Досада залила глаза Голубеву, как пот. Он вытер их носовым платком. Кашлянул. Ему показалось, что язык хрустит во рту, как ледышка. Он и язык платком вытер.

— Вы фифа, — сказал он. — Да, именно фифа. И каждая такая фифа что-то вякает о Ленинграде и ленинградцах. Ленинградцев в городе, кстати, наверно, процентов двадцать, и все дамы. Остальное население невесть откуда. Я, например, тверской. У нас в институте ни одного мужика, у которого родители были бы ленинградцами, все из Тмутаракани. Да и не в этом дело. А дело в том, что Ленинград не мой. Он наш, понятно вам? — общий, всесоюзный, всемирный. Вот вы сделаете что-нибудь, для Ленинграда, напишете, как человек страдающий, поднимете шум? Ни шиша Потому что вы фифа. И вам не Ленинград жаль, а радостно от возможности кого-то осуждать, кому-то портить вашей лживой правдой настроение и нервы. Потому что фифы всегда такие, и покуда они не переведутся все до единой и их зародыши тоже, мир будет плохо устроен, а Ленинград паршив.

В дверь постучали. Просунулся Бабс. Он принес вазочку с морошковым вареньем, которого Алла Андреевна никогда не ела. Глянув на Голубева, Бабс поставил вазочку на стол и задним ходом откатил в коридор.

Алла Андреевна заплакала.

— Вы правы, — сказала она. — Мне было очень хорошо, и я утратила чувство ответственности и чувство меры. Вы, конечно, правы. Извините. Я пойду. Не провожайте меня. Я знаю дорогу. В метро до станции Парк Победы. — Она вдруг сделалась деловой и собранной. Глаза ее высохли. Она еще раз сказала: — Простите.

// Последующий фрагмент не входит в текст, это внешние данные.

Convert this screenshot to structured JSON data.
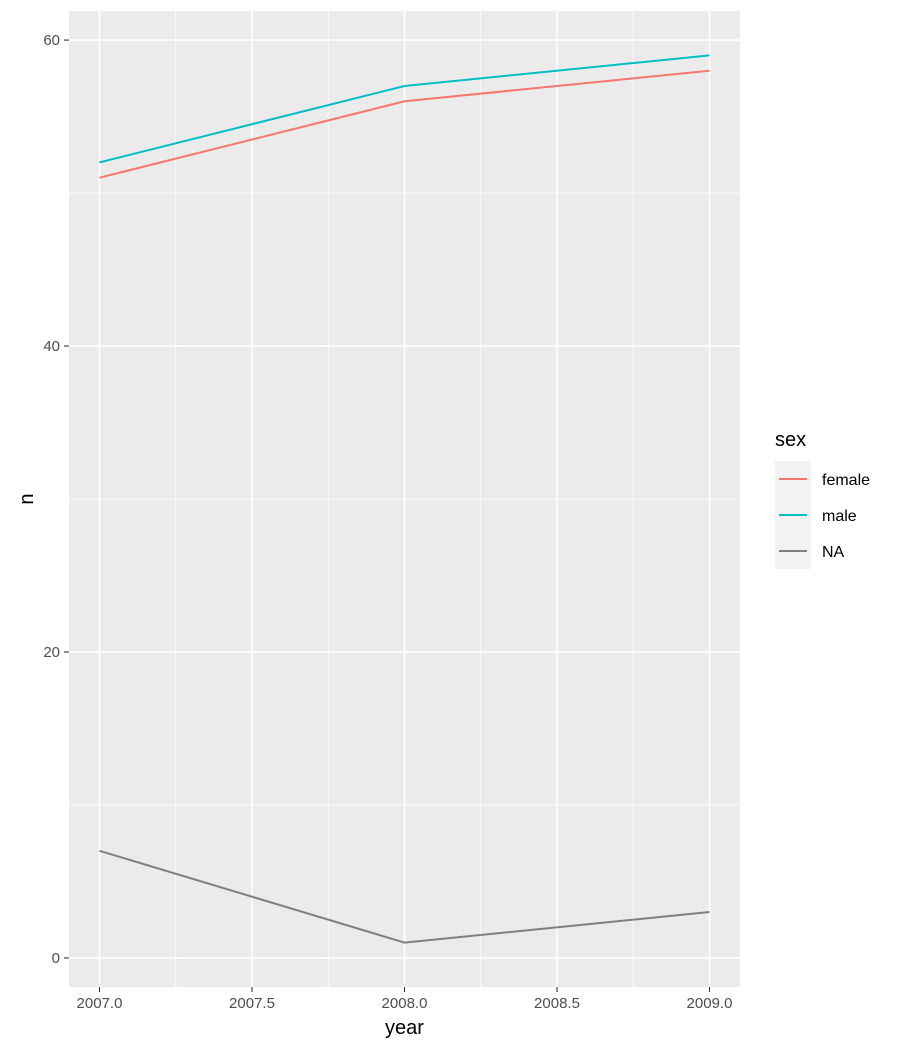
{
  "chart_data": {
    "type": "line",
    "xlabel": "year",
    "ylabel": "n",
    "xlim": [
      2006.9,
      2009.1
    ],
    "ylim": [
      -1.9,
      61.9
    ],
    "x_ticks": [
      2007.0,
      2007.5,
      2008.0,
      2008.5,
      2009.0
    ],
    "x_tick_labels": [
      "2007.0",
      "2007.5",
      "2008.0",
      "2008.5",
      "2009.0"
    ],
    "x_minor_ticks": [
      2007.25,
      2007.75,
      2008.25,
      2008.75
    ],
    "y_ticks": [
      0,
      20,
      40,
      60
    ],
    "y_tick_labels": [
      "0",
      "20",
      "40",
      "60"
    ],
    "y_minor_ticks": [
      10,
      30,
      50
    ],
    "grid": true,
    "legend": {
      "title": "sex",
      "placement": "right"
    },
    "series": [
      {
        "name": "female",
        "color": "#F8766D",
        "x": [
          2007,
          2008,
          2009
        ],
        "y": [
          51,
          56,
          58
        ]
      },
      {
        "name": "male",
        "color": "#00BFC4",
        "x": [
          2007,
          2008,
          2009
        ],
        "y": [
          52,
          57,
          59
        ]
      },
      {
        "name": "NA",
        "color": "#7F7F7F",
        "x": [
          2007,
          2008,
          2009
        ],
        "y": [
          7,
          1,
          3
        ]
      }
    ]
  }
}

Молча закрыв дверь за Аллой Андреевной, Голубев позвонил Инге.

— Ты один? — спросила Инга. — Приехать?

— Не нужно. Спокойной ночи. Ты тоже фифа со своими теориями. А я дурак.

Минут двадцать Голубев расхаживал по комнате. Он рассуждал: мол, нужно быть примерным идиотом, каким он и является на самом деле, чтобы не видеть, какая это полная мещанка, болонка и пупсик. Ах, глазки Ах, ножки У всех глазки. У всех ножки. Еще и получше есть. У Инги, например. Тут Голубев должен был сознаться себе, что у Аллы Андреевны и ножки и фигура получше Ингиных…

И вообще, что она такое сказала, чтобы так психовать? Что Ленинград опаршивел? Так действительно опаршивел. И мы, ленинградцы, в этом виноваты. Видите ли, боролись за спасение Байкала — хорошо. С поворотом северных рек — хорошо. А то, что у нас под носом, — не видели. А может быть, видели? Даже я, бабник Голубев, видел. Но чтобы отремонтировать один Михайловский замок, нужен, говорят, бюджет Дзержинского района за три года. А эта фифа…

Голубев вышел в коридор. Наверно, он поехал бы за Аллой Андреевной в гостиницу, по телефону попросил бы ее спуститься вниз, все бы ей высказал, а потом попросил бы у нее прощения. Но в коридоре околачивался Бабс с булыжными глазами.

— Вы ее ударили, — сказал Бабс. — Вы бессовестный садист. Отдавайте наше варенье, оно не вам предназначалось.

— Захлебнись своим вареньем, — сказал Голубев. Вынес вазочку и, протянув ее Бабсу, спросил: — Бабс, ты серьезно думаешь, что я ее ударил?

— Ну, не ударили. — Бабс опустил глаза. — Но смертельно обидели. Можете варенье съесть, только вазочку не разбейте.

— Подавись своей вазочкой, — сказал Голубев и ушел к себе в комнату.

Конечно, она мещанка, кокетка, простофиля, но и я хорош. Набросился. Надо быть сдержанным.

Голубев набрал номер ее телефона. Никто не взял трубку.

Еще не приехала. А может, пошла в буфет. Сосиски ест и глазищами на мужиков зыркает. Голубев представил оранжерейный взгляд Аллы Андреевны, ее улыбку, хрупкую и как бы неприкосновенную. Да-да. Именно как бы…

Позвонила Инга.

— Что у тебя стряслось? — спросила она. — Гадаю, за что ты меня фифой назвал? Кто-то, но я никакая не фифа.

— Это только тебе так кажется. Замуж тебе надо.

— Теоретик, — сказала Инга и повесила трубку. Голубев убрал со стола и залез в постель. Телефон поставил рядом.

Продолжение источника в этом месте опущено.